U.S. Says Russia Denies Teacher Visas, Accuses Moscow Of Using Children As ‘Pawns In Diplomatic Disputes’
U.S. Ambassador Jon Huntsman said Russia denied visas to 30 teachers who were due to start work at AAS next month, about a fifth of the school's teaching staff
U.S. officials say more than two dozen teachers at a Moscow school operated by the U.S. and British embassies have been denied work visas for the new school year, and accused Russia of using schoolchildren as “pawns in a diplomatic dispute,” RadioFreeEurope/RadioLiberty reported.
Russia’s Foreign Ministry, however, told news agencies that the assertion was an “outright lie.”
The dispute affects the Anglo-American School (AAS) in Moscow, which instructs about 1,100 students from 60 countries in the Russian capital’s northern districts. The Canadian Embassy charters the school, along with the U.S. and British embassies.
As tensions between Moscow and Washington have worsened, Russian officials have signaled that they might consider shutting down the school, or making things difficult for teachers and staff.
In 2016, after the administration of then-U.S. President Barack Obama ordered the closure of Russian diplomatic properties in retaliation for alleged cyber-meddling, U.S. media reported that Russian officials had suggested they might close the school. Moscow denied the reports, and no such thing occurred.
In a statement to RFE/RL on July 17, U.S. Ambassador Jon Huntsman said Russia had denied visas to 30 teachers who were due to start work at AAS next month, about a fifth of the school’s teaching staff.
He said the school was being forced to consider denying entry to some enrolled students, or shuffling responsibility among existing teachers.
Huntsman accused Russia of using schoolchildren as tools in “diplomatic disputes” between Moscow and Washington, though he did not say what specifically it was linked to.
“The Russian government has made the unfortunate decision not to issue visas to the incoming teachers who are expected to arrive next month to start the school year at the Anglo-American School of Moscow,” he said. “Children should not be used as pawns in diplomatic disputes.”

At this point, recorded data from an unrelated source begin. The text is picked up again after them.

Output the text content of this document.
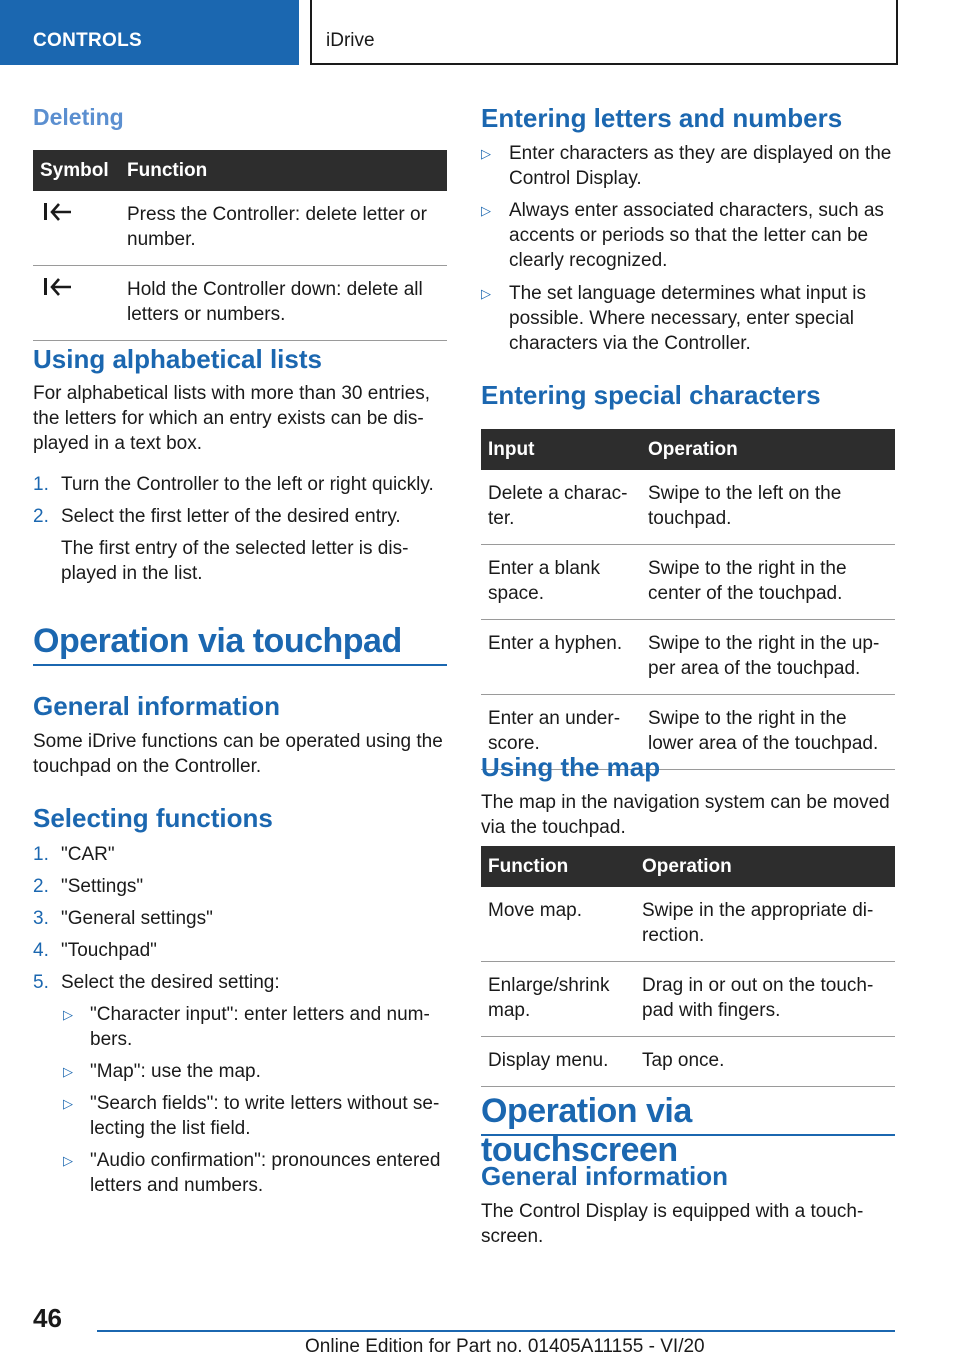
CONTROLS	iDrive
Deleting
Symbol	Function

	Press the Controller: delete letter or number.

	Hold the Controller down: delete all letters or numbers.
Using alphabetical lists
For alphabetical lists with more than 30 entries, the letters for which an entry exists can be displayed in a text box.
1. Turn the Controller to the left or right quickly.
2. Select the first letter of the desired entry.
The first entry of the selected letter is displayed in the list.
Operation via touchpad
General information
Some iDrive functions can be operated using the touchpad on the Controller.
Selecting functions
1. "CAR"
2. "Settings"
3. "General settings"
4. "Touchpad"
5. Select the desired setting:
▷ "Character input": enter letters and numbers.
▷ "Map": use the map.
▷ "Search fields": to write letters without selecting the list field.
▷ "Audio confirmation": pronounces entered letters and numbers.
Entering letters and numbers
▷ Enter characters as they are displayed on the Control Display.
▷ Always enter associated characters, such as accents or periods so that the letter can be clearly recognized.
▷ The set language determines what input is possible. Where necessary, enter special characters via the Controller.
Entering special characters
Input	Operation
Delete a character.	Swipe to the left on the touchpad.
Enter a blank space.	Swipe to the right in the center of the touchpad.
Enter a hyphen.	Swipe to the right in the upper area of the touchpad.
Enter an underscore.	Swipe to the right in the lower area of the touchpad.
Using the map
The map in the navigation system can be moved via the touchpad.
Function	Operation
Move map.	Swipe in the appropriate direction.
Enlarge/shrink map.	Drag in or out on the touchpad with fingers.
Display menu.	Tap once.
Operation via touchscreen
General information
The Control Display is equipped with a touchscreen.
46
Online Edition for Part no. 01405A11155 - VI/20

The school deferred comment to the U.S. Embassy.
A Russian Foreign Ministry official denied the assertion, but suggested that the U.S. Embassy was wrongly granting the teachers diplomatic status to work at the school.
“This is an outright lie, because the American side hid the facts,” an unnamed official was quoted by the state-run news agency TASS as saying.
In September 2018, a similar school for children of foreign diplomats in St. Petersburg had its lease canceled, and was ordered closed.